Whistleblowers involved in a new documentary about the impacts of dairy farming on the environment have received death threats for participating in the film, the director has claimed.
Milked, which explores the environmental affects the dairy industry is having on New Zealand, features high-profile names including activist and co-producer Chris Huriwai, director Amy Taylor and executive producer Suzy Amis Cameron, the wife of film-maker James Cameron.
The documentary describes itself as "a topical feature documentary that exposes the whitewash of New Zealand’s multi-billion-dollar dairy industry".
Huriwai and Amis Cameron appeared on The Project NZ, revealing they'd only received blowback for the film on social media so far.
However Huriwai said some of those who featured in the film have received death threats from members of the dairy industry who feel threatened by the film.
"Many of the whistleblowers and the people we interviewed for the documentary have received death threats, bullets in their letterbox, things like that," Huriwai said.
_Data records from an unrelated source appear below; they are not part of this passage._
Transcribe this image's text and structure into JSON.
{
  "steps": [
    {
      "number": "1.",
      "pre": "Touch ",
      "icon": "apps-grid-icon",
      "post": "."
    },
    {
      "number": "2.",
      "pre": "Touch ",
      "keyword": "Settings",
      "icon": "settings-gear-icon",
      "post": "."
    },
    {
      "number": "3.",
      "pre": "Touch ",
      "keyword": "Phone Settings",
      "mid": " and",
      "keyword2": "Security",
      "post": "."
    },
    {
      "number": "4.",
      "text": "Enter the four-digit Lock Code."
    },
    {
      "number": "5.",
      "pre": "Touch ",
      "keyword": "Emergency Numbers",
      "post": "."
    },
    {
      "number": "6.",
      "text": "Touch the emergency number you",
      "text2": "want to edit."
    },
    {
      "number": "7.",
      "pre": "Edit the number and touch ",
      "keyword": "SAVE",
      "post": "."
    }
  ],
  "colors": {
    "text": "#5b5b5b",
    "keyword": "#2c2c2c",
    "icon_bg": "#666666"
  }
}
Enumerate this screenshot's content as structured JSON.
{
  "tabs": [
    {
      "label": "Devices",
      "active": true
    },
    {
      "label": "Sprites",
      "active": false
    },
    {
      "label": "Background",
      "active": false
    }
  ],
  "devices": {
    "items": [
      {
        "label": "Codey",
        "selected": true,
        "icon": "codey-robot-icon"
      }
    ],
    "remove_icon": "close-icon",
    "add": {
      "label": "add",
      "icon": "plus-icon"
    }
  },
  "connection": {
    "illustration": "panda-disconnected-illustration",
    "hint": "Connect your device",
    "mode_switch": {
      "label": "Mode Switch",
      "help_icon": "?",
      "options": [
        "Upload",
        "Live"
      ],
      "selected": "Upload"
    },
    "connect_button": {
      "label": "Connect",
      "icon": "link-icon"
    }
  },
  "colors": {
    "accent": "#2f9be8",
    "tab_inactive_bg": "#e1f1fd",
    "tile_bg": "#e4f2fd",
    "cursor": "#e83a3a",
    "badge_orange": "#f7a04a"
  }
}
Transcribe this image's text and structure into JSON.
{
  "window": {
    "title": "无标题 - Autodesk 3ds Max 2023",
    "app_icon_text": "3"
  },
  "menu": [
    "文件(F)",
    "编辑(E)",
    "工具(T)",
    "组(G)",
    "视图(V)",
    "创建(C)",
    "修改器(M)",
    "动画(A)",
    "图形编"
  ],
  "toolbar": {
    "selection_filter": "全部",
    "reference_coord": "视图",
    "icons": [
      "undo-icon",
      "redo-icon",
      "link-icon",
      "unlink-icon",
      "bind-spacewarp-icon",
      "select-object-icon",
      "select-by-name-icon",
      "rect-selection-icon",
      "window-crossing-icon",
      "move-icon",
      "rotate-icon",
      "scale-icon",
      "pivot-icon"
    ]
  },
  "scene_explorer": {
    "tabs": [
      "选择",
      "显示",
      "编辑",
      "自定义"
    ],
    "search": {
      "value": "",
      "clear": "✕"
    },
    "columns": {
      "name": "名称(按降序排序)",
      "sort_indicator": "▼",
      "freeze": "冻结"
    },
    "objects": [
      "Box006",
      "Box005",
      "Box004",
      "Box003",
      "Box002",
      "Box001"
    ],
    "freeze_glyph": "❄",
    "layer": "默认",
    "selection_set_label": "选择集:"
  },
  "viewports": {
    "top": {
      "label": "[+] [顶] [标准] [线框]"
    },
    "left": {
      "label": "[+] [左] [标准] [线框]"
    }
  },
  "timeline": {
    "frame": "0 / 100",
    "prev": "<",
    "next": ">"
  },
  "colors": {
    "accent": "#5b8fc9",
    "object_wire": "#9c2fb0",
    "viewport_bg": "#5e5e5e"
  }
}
"We are anticipating blowback but we just hope that anyone who feels threatened by the film, that they just watch the film and understand we are trying to bring this conversation up and we can all have a mature discussion about where we can go from here and a discussion that involves everyone."
Amis Cameron, who is an environmental leader and with a focus on plant-based food to address climate change, has the belief that every flat white you drink is leading us towards environmental collapse.
The executive producer wanted to stress that even though the film is set in New Zealand and looks at it's dairy industry, the problem is a global issue not just in New Zealand.
"It's a really, really important subject," Amis Cameron says. "Yes the film, Milked, looks at New Zealand, however it is a worldwide issue.
"It's not just a Kiwi-centric film, it definitely looks at what is happening here and the detrimental effects of animal agriculture on our environment but it's worldwide."
Huriwai, who is a passionate activist, believes dairy farming is having a terrible and negative effect on the environment in New Zealand.
"They produce more emissions than our entire transport sector, they use 11 times the domestic use of water in Aotearoa," Huriwai tells the Project.
"Considering a cow produces 14 times more effluent than a human, the fact we have lost 90 percent of our wetlands and we have more dairy cows than humans in Aotearoa you can imagine the incredible environmental impact this industry has."
The dairy farm sector is trying to tackle the environmental issue their industry is creating. They created the Livestock Improvement Corporation, or LIC, which is a herd improvement and agri-technology co-operative which helps farmers improve the genetics of their livestock.
This year LIC created what they call the 'Hoof Print Index' so farmers are able to select a bull based on its ability to father a cow with a lower environmental impact.
The chief executive of DairyNZ said even though they haven't seen the film, the trailer shows that it won't be a "balanced or accurate portrayal" of the dairy industry.
"We haven't seen the film yet, but the preview material indicates it will not be a balanced or accurate portrayal of our sector," Tim Mackle, chief executive of DairyNZ, said.
"New Zealand dairy farmers will be disappointed if the film fails to reflect the reality of the hard work they do every day. Our dairy farmers care for their animals and the environment, and provide jobs and income for New Zealanders, while producing nutritious food for the world.
"New Zealanders are sensible enough to make up their own minds. The majority are aware that farmers are making positive changes to improve their environmental footprint and ensure world-leading animal care."
Milked is playing at the 2021 New Zealand International Film Festival which began on Thursday and is screening throughout country in November and December except in alert level 3.